Without the multiplier effect of European funds, Italian growth in 2025 would have been flat or negative.
Public investment has supported the infrastructure sector, compensating for the abrupt halt to building bonuses. However, the horizon of June 2026 – the Plan’s expiry date – represents a real cliff edge that politics seems to be ignoring. The question is: what will happen when this cash flow stops? If these billions have not generated a structural increase in productivity, Italy will end up with a higher debt and an economic engine shut down again.

The spread: the market’s optical illusion

A favourite topic to celebrate national stability is the BTP-Bund spread, which has stabilised below 70 basis points. To understand whether this is really a premium on Italian management, one must remember that the spread is a difference.

Over the past year, the yield on the 10-year German Bund has risen sharply (by about 20%). Germany is facing an unprecedented structural crisis: the end of cheap Russian energy and export difficulties. Consequently, the markets demanded higher yields for Berlin bonds. During the same period, the yield on our BTP remained essentially static (around 0%). If the benchmark rises and ours remains stable, the spread closes. This is a very good sign because it means that interest on our public debt is not rising, but it is a relative stability, also dictated by the difficulties of others.

Italian stock exchange: banks and monopolies

Likewise, the records of Piazza Affari should be read with intellectual honesty. The Milanese list is heavily skewed towards two sectors:

  • The banking sector accounted for about one third of the basket. Banks made resounding profits thanks to the differential between (high) loan rates and (low) deposit rates.
  • The energy giants, companies that often operate under near-monopoly conditions.

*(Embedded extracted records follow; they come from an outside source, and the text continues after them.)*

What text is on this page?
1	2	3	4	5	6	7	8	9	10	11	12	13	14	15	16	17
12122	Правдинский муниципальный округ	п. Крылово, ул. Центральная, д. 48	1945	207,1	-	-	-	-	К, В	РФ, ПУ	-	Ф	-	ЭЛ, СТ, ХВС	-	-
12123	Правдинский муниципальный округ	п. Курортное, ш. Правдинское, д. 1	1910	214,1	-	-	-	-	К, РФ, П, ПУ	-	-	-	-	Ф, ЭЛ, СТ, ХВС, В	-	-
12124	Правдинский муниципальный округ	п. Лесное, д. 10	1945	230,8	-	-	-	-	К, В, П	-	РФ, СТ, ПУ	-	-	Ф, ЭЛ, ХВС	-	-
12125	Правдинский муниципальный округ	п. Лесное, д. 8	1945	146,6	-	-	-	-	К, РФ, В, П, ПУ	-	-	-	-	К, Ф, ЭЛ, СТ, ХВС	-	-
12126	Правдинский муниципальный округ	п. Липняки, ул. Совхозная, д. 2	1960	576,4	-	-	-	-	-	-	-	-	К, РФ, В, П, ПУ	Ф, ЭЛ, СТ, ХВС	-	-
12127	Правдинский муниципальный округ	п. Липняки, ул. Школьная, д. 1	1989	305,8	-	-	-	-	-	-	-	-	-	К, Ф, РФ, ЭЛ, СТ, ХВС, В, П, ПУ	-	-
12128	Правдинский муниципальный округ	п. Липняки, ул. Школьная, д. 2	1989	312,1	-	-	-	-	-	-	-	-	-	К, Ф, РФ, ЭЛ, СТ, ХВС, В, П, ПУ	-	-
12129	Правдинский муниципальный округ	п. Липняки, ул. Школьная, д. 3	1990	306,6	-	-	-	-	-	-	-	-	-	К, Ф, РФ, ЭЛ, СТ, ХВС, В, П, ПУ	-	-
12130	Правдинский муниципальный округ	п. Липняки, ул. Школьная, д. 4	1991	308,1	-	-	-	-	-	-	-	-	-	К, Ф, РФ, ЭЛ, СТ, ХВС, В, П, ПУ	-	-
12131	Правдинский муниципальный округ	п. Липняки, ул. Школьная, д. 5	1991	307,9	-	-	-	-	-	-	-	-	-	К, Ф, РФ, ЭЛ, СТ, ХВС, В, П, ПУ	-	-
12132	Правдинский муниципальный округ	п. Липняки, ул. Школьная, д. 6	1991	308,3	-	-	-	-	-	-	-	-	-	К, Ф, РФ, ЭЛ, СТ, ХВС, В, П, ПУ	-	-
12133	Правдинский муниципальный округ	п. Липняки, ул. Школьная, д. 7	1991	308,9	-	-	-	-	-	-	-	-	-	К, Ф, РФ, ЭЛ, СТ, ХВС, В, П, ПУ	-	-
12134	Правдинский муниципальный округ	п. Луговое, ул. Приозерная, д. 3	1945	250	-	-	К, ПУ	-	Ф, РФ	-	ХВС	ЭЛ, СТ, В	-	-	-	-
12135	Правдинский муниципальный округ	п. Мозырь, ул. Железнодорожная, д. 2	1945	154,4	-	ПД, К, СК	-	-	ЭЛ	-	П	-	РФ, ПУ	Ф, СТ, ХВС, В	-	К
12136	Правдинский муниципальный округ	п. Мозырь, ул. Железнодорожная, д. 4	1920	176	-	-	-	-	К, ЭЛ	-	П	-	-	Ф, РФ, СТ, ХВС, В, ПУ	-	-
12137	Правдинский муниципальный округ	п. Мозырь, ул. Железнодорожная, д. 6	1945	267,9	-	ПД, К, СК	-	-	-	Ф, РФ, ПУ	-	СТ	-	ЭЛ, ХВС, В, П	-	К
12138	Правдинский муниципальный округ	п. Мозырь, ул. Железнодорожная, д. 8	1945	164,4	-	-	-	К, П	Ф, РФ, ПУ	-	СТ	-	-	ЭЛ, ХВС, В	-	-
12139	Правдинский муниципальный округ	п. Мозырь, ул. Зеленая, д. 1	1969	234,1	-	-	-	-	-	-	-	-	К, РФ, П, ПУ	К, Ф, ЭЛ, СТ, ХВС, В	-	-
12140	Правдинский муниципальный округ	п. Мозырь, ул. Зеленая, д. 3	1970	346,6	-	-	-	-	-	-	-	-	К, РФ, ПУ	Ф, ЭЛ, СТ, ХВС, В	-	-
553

The stock market flies because those who manage capital and essential services extract value from the system, not necessarily because manufacturing companies are innovating or growing. A stock market that runs while the real economy struggles is a symptom of a rent economy.

The wage drama and the bargaining trap

Here the brutal link between macroeconomics and real life emerges: when a country does not grow, wages cannot grow. The 30-year stagnation has created a glass ceiling. The Parliamentary Budget Office (UPB) confirms that, despite falling inflation, real wages will remain lower in 2025-2026 than in 2021.

In a country where productivity has been at a standstill for decades, there is no room for wage increases other than simple and partial inflationary recoveries. To break out of this stalemate, we need the courage to unhinge a centralised contractual system that today appears anachronistic and punitive.

Public debt: the need for courageous cuts

If bargaining reform is the driving force for the private sector, the management of public debt remains the boulder blocking the state. We can no longer afford to consider debt as an independent variable. With a debt approaching 140% of GDP, every fluctuation in rates takes billions away from health, education and tax cuts.

It is time for bold proposals on public spending. No longer are cosmetic spending reviews that cut a few million without making a dent in structural inefficiencies sufficient. It is necessary:

  • Selective but profound cuts: take action on unproductive public participations and on market-distorting windfall subsidies.
  • State efficiency: reduce current expenditure to free up resources to reduce the tax burden on businesses and workers.
  • European credibility: only by actively reducing its debt can Italy stop being the special watchdog of Brussels and Frankfurt and recover sovereignty over its economic choices.

Conclusion

The Italy of 2026 enjoys an apparent calm. Spread stability and stock market records are breaths of fresh air, not the cure. The cure remains real growth through contract reform and a drastic cut in public debt.
Without these measures, at the end of the NRP, Italy runs the risk of discovering that doing better than Germany was just a statistical illusion, in a continent that in the meantime has started running again without us.